Commercial contractors continue to battle various material shortages as a result of the coronavirus pandemic, according to the Q4 2020 U.S. Chamber of Commerce Commercial Construction Index. Furthermore, experts say that the shortages and difficulty in procuring certain construction materials, as well as the resulting cost increases, won’t go away any time soon.
These price increases and material shortages are having a direct impact on our industry, and must be planned for. Fuel, copper, steel, and aluminium have each experienced modest price increases, while concrete’s price has slightly decreased, according to Atillo Rivetti, VP at Turner Construction in NYC. He also reports that Turner has received notification of further material and equipment price increases to expect in the upcoming year.

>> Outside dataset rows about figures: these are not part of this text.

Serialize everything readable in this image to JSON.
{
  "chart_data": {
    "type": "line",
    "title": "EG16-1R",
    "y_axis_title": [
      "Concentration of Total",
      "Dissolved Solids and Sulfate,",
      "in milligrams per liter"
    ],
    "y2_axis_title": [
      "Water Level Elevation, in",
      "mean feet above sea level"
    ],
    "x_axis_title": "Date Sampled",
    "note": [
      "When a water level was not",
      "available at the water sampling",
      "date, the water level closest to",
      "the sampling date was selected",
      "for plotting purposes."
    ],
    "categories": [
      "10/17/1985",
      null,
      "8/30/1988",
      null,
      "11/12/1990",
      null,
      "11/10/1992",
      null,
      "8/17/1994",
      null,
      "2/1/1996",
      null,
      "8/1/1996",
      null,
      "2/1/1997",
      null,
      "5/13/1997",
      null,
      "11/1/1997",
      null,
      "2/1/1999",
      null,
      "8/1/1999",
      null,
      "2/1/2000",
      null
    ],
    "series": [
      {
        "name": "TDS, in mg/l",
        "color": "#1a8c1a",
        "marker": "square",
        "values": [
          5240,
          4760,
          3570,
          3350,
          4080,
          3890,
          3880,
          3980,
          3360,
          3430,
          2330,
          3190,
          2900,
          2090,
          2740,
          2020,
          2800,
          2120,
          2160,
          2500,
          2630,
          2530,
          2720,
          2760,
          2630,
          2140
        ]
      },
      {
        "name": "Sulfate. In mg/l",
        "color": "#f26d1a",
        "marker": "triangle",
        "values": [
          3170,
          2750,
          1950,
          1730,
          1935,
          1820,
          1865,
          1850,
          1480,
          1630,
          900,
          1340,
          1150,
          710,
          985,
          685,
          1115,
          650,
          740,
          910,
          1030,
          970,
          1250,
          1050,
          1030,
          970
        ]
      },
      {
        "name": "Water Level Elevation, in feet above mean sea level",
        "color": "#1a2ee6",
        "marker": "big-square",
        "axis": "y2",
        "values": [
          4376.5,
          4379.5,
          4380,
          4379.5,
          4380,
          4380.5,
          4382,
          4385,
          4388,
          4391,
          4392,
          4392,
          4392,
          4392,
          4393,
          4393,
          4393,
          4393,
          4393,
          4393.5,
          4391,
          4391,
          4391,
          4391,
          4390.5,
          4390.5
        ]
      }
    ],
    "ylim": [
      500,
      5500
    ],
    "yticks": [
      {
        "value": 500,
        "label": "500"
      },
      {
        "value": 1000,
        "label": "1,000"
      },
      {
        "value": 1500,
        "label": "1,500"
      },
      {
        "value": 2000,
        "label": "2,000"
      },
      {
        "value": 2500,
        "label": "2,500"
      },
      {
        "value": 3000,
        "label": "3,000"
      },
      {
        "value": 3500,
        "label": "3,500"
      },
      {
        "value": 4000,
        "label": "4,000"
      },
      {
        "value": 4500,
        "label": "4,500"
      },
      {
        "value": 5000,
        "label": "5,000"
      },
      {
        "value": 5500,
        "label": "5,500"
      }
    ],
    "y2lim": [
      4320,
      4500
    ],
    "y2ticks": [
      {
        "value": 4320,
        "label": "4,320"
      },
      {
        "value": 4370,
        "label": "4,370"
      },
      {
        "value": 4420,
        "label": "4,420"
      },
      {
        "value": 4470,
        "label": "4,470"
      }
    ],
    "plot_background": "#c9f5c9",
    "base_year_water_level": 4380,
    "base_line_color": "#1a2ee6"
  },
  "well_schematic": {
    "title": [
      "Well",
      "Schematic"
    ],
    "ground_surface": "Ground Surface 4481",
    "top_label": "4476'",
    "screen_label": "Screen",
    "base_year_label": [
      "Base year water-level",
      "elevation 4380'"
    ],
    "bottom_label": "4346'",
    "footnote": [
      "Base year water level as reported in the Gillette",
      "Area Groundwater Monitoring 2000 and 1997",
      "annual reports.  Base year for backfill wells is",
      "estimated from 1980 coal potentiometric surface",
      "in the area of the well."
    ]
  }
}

Additionally, steel and lumber prices have also increased considerably, jumping up several different times this past fall, according to a report from Ken Simonson, chief economist for the Associated General Contractors of America.
These shortages are having an impact on not only cost associated with building materials, but also on lead times for projects. These price increases for items like scrap steel and gypsum drywall are expected to continue well into 2021.
The Chamber of Commerce’s quarterly report also detailed other challenges facing contractors as a result of COVID-19 including the following:
- 83% experiencing product delays
- 71% struggling with schedule requirements
- 68% experiencing delays expected to continue into Q2 of 2021
- 58% putting in higher bids on various projects
- 53% say major project shutdowns and delays are a big concern
- 41% say material shortages are a severe consequence of COVID-19
- 39% are turning down opportunities for work
Other concerns to be aware of are increasing transportation rates, and increases in labor costs, which are impacting the industry just as much as manufacturers pricing increases across the board. These issues are something to be aware of and plan ahead for, as key players anticipate a lot more of this in the coming year.